The Los Angeles Lakers fell for the final time this season, losing to Kevin Durant, Russell Westbrook and the Oklahoma City Thunder on Monday night. The Thunder defeated L.A. in five games, and will continue their quest for a championship on Sunday against the San Antonio Spurs.
Here are some Lakers' takeaways:
The only bright side to the Lakers’ loss was watching Kobe Bryant, who apparently hopped in a time machine before the game, explode for an efficient 42 points, including five, rim-rattling dunks. The Black Mamba showed his full, offensive arsenal that night.
The will and determination of Bryant that we have become so accustomed to were clearly on display. Unfortunately, though, it did not seem as if any other Laker came to play.

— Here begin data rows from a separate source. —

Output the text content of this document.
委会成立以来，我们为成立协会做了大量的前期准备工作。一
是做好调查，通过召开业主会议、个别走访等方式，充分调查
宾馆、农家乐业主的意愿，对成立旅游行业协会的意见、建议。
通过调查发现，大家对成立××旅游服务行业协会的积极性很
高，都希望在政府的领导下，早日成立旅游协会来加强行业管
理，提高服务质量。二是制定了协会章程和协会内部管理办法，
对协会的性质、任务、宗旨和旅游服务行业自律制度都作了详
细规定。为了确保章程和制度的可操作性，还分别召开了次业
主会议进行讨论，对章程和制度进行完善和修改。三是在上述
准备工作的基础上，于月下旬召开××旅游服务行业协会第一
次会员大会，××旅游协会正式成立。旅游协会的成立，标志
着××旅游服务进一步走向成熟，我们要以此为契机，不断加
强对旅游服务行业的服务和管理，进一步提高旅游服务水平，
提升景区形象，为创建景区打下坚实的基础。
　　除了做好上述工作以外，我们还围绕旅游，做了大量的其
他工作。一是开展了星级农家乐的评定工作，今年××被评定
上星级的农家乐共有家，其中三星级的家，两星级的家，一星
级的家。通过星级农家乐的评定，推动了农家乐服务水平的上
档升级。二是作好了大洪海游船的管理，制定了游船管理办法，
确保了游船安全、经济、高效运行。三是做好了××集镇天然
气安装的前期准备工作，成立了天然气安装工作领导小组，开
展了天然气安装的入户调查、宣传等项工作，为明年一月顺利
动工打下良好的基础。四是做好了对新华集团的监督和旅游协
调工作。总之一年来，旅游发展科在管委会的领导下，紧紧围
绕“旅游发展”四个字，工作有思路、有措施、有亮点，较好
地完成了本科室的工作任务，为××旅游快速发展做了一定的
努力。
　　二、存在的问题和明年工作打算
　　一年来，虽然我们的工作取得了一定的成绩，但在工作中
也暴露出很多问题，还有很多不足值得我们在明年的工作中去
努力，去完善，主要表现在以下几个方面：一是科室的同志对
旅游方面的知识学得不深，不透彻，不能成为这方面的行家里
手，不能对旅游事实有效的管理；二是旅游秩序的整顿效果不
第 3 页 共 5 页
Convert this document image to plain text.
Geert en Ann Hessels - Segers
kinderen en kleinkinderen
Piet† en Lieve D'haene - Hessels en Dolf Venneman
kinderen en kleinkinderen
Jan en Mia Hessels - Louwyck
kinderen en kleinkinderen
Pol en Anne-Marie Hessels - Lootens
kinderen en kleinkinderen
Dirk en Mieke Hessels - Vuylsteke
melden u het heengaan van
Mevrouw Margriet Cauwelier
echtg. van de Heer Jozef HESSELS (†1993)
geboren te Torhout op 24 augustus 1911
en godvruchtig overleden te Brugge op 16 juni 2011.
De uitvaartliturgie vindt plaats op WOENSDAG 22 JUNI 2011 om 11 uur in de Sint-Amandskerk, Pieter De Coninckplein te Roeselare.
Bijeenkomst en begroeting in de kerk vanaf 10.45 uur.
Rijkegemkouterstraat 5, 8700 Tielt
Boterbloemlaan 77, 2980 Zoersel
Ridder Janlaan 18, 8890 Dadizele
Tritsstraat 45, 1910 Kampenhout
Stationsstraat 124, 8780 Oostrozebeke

The Lakers lost three games this series by three points or less, despite leading in the fourth quarter in each of them. Their late collapses were due to a combination of clock mismanagement, untimely turnovers, a stagnant offense, and an inability to control the tempo of the game.
If the Lakers played even marginally better in each of the series’ final periods, they would still be alive in the playoffs. (In no way am I discrediting the Thunder; they earned all of their victories.)
With the insertion of Mike Brown into L.A.’s head coaching position after almost a decade of operating off of Phil Jackson’s system, the Lakers seemed to be confused and without an identity this season.
Under the Zen Master, the Lakers knew who they were. They ran the triangle through two Hall of Famers on offense, and played hard-nosed, team basketball on defense.
Under Mike Brown though, the Lakers can’t seem to make a name for themselves.
Brown has definitely brought a new commitment and passion to stopping opposing offenses, but their own offense seems to be highly questionable.
The Lakers’ sets seem to be primarily focused on post ups and pick and rolls, but have no real structure or fluidity to them past the opening sequences.
I agree that they need to be a half-court team (their size, age and lack of athleticism do not translate well to the fast pace style), but they have to develop a consistent and effective offense that complements the roster’s strengths.
You could also argue that the Lakers have not been given enough time to adapt to the new staff and system (especially considering the challenges that the lockout presented this year), but I think people from both sides of the aisle can agree that they will have to develop tremendously between now and October if they want to be contenders next year.
Mitch Kupchak’s lifeless facial expressions towards the end of the game said it all.
The Lakers’ management has a lot of decisions to make, and I would not be surprised if there was a complete upheaval in La-La Land this summer.
For the first time since the trading of Shaquille O’Neal in 2004, the Lakers organization will be experiencing a transitional period.
And, with Kobe Bryant being at the latter part of his career, the team should look to make major roster changes aimed at bringing in a supporting, title-contending cast.
Expect every Laker player aside from the Black Mamba to have his name on the trade block this offseason.